Le Royaume de Dieu n’est pas – comme certains le prétendent aujourd’hui – une réalité générique qui engloberait toutes les expériences et les traditions religieuses ; c’est avant tout un nom et un visage : Jésus de Nazareth, l’image du Dieu invisible. On ne peut pas marginaliser la révélation chrétienne et sa transmission dans l’Église en proposant une perspective non chrétienne où on emploierait abusivement les termes « Royaume » ou « Règne de Dieu » pour remplacer Jésus Christ et son Église ?

Dans les Lineamenta (document préparatoire) du Synode des évêques sur la Nouvelle Évangélisation, qui aurait lieu en octobre 2012, deux passages et leurs allusions au Royaume m’ont frappé, à la lumière de l’Évangile d’aujourd’hui. Au paragraphe #24 sur « La Nouvelle Évangélisation, vision pour l’Église d’aujourd’hui et de demain », nous lisons ceci :

Nous nous sommes confrontés à des scénarios décrivant des changements historiques, qui suscitent souvent en nous la peur et l’appréhension. Dans une telle situation, ce dont nous ressentons le besoin, c’est d’une vision, qui nous permette de regarder le futur avec les yeux de l’espérance, sans larmes de désespoir. En tant qu’Église, nous avons cette vision. C’est le Royaume qui vient, qui nous a été annoncé par Jésus-Christ et décrit dans Ses paraboles. C’est le Royaume qui a déjà vu le jour avec Sa prédication, et surtout avec Sa mort et Sa résurrection pour nous. Toutefois, nous avons souvent l’impression de ne pas pouvoir concrétiser cette vision, à la « faire nôtre », de ne pas réussir à faire d’elle une parole vivante pour nous et pour nos contemporains, de ne pas l’assumer en tant que fondement de nos actions pastorales et de notre vie ecclésiale.

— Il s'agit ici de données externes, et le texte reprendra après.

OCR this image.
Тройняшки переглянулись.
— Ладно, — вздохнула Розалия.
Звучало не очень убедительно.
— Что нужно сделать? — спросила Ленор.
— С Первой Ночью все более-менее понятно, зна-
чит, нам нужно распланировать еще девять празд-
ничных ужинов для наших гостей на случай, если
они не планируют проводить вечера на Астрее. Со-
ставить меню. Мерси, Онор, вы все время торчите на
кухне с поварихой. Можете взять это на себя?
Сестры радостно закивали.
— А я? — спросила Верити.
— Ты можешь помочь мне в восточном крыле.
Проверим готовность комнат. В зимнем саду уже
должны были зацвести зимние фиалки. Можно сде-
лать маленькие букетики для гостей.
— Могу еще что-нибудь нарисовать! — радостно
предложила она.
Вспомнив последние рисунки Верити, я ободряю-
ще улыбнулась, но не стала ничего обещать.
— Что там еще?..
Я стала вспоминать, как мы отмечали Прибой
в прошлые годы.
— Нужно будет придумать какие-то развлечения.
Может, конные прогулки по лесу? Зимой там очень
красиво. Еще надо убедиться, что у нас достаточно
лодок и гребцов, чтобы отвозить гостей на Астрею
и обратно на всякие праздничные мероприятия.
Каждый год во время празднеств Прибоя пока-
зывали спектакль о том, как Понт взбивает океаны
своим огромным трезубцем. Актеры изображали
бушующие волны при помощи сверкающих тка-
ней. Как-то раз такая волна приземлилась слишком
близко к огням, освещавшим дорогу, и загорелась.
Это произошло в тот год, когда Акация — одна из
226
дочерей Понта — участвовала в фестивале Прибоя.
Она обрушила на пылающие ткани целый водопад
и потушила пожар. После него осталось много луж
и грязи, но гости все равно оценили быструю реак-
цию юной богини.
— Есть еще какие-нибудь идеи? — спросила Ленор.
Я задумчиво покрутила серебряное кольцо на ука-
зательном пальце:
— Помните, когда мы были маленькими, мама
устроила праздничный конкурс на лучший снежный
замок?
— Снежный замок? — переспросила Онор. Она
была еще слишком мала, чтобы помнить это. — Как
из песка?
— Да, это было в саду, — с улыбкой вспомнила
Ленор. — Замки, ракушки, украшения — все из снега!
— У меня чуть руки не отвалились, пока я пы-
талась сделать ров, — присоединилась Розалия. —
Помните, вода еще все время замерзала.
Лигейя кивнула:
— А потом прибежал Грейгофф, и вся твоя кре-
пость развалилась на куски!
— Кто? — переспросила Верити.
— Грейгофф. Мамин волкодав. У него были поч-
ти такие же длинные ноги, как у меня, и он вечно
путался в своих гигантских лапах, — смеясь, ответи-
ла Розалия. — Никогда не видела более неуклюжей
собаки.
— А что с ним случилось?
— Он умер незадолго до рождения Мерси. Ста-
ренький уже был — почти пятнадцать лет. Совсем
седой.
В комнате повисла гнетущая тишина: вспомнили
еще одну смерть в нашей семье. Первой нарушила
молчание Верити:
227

Puis, au #25, « La joie d’évangéliser », nous lisons :

La nouvelle évangélisation, c’est partager avec le monde ses angoisses de salut, et donner raison de notre foi en communiquant le « Logos de l’espérance » (cf. 1 P 3, 15). Les hommes ont besoin de l’espérance pour pouvoir vivre leur présent. Le contenu de cette espérance est « le Dieu qui possède un visage humain et qui nous a aimés jusqu’au bout ». C’est pour cela que l’Église est missionnaire par sa nature. Nous ne pouvons pas garder pour nous les paroles de vie éternelle qui nous sont données lorsque nous rencontrons Jésus-Christ. Elles sont destinées à tous les hommes, à chaque homme. Chaque personne de notre temps – qu’elle le sache ou non – a besoin de cette annonce.

Il se trouve que l’absence de cette conscience engendre le désert et le découragement. L’un des obstacles à la nouvelle évangélisation est justement le manque de joie et d’espérance que de telles situations créent et diffusent parmi les hommes de notre époque. Souvent, ce manque de joie et d’espérance est si fort qu’il attaque le tissu même de nos communautés chrétiennes. Dans ces contextes, la nouvelle évangélisation se propose non pas comme un devoir, un poids supplémentaire à porter, mais comme un remède pouvant redonner joie et vie à des réalités prisonnières de nos peurs.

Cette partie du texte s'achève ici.